A man in a Jewish town conceived an intention to commit adultery. He approached a woman who was not his wife and arranged to meet her secretly at a set hour in a set place. The Exempla preserves the story without naming him, because the story could be told about anyone.

The woman he had approached went to his wife. She explained what the husband had planned. Together, the two women devised a quiet answer to his invitation. That night, when the man came to the arranged meeting place, the woman who arrived was his wife. She was veiled. She did not speak. He did not recognize her.

The encounter took place. He believed he had broken his marriage. He rode home the next morning burdened with guilt, the heaviness of a man who has crossed a line he cannot uncross. Over the days that followed he began the slow work of teshuvah, repentance. He could not undo what he had done, but he could begin to become a man who would not do it again.

At last he confessed to his wife. He told her that he had sinned with another woman, and he asked how he could ever make it right.
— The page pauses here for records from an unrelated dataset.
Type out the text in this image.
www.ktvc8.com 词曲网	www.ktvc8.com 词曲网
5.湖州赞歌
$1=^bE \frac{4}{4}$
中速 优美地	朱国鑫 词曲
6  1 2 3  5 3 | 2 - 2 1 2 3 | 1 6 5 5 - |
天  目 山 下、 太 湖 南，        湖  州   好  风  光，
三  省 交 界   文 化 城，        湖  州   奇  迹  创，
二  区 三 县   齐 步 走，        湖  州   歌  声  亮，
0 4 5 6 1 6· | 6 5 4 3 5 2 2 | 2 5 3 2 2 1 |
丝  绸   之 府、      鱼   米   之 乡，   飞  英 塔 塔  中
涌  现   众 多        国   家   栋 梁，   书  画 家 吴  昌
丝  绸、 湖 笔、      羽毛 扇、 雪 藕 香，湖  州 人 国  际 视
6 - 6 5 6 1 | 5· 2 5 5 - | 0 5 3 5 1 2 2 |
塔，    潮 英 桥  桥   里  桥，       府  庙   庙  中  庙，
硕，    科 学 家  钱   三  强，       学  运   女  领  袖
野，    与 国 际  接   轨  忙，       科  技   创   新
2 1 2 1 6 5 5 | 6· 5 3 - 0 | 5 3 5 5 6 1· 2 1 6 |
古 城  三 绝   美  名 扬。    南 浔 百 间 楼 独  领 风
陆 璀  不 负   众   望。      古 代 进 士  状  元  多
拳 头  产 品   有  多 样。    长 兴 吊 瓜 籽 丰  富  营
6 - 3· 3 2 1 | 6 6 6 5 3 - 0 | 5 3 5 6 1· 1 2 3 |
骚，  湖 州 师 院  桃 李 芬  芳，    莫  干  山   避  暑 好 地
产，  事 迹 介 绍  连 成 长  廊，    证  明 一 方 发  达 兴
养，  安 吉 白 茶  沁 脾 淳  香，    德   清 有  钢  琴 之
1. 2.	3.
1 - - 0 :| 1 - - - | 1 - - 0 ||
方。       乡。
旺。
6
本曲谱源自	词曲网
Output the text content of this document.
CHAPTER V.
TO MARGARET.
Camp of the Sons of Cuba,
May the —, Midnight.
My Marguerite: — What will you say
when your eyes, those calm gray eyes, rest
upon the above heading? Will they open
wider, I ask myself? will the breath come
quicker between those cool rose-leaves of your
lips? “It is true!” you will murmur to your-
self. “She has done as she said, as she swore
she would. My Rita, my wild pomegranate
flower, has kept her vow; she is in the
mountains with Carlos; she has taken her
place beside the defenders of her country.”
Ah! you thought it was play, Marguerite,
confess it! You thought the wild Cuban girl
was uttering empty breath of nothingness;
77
His wife looked at him and delivered the line that has traveled through the Jewish moral tradition. "You drank from your own cup."

The man had intended adultery, and adultery in his heart had been committed. The rabbis preserve the story to show how seriously the tradition takes the gap between intent and act. The cup his hand reached for was a cup he was not permitted to lift, even though the wine inside it was his own. The lesson is that the wrong lies not only in the drink, but in the reach.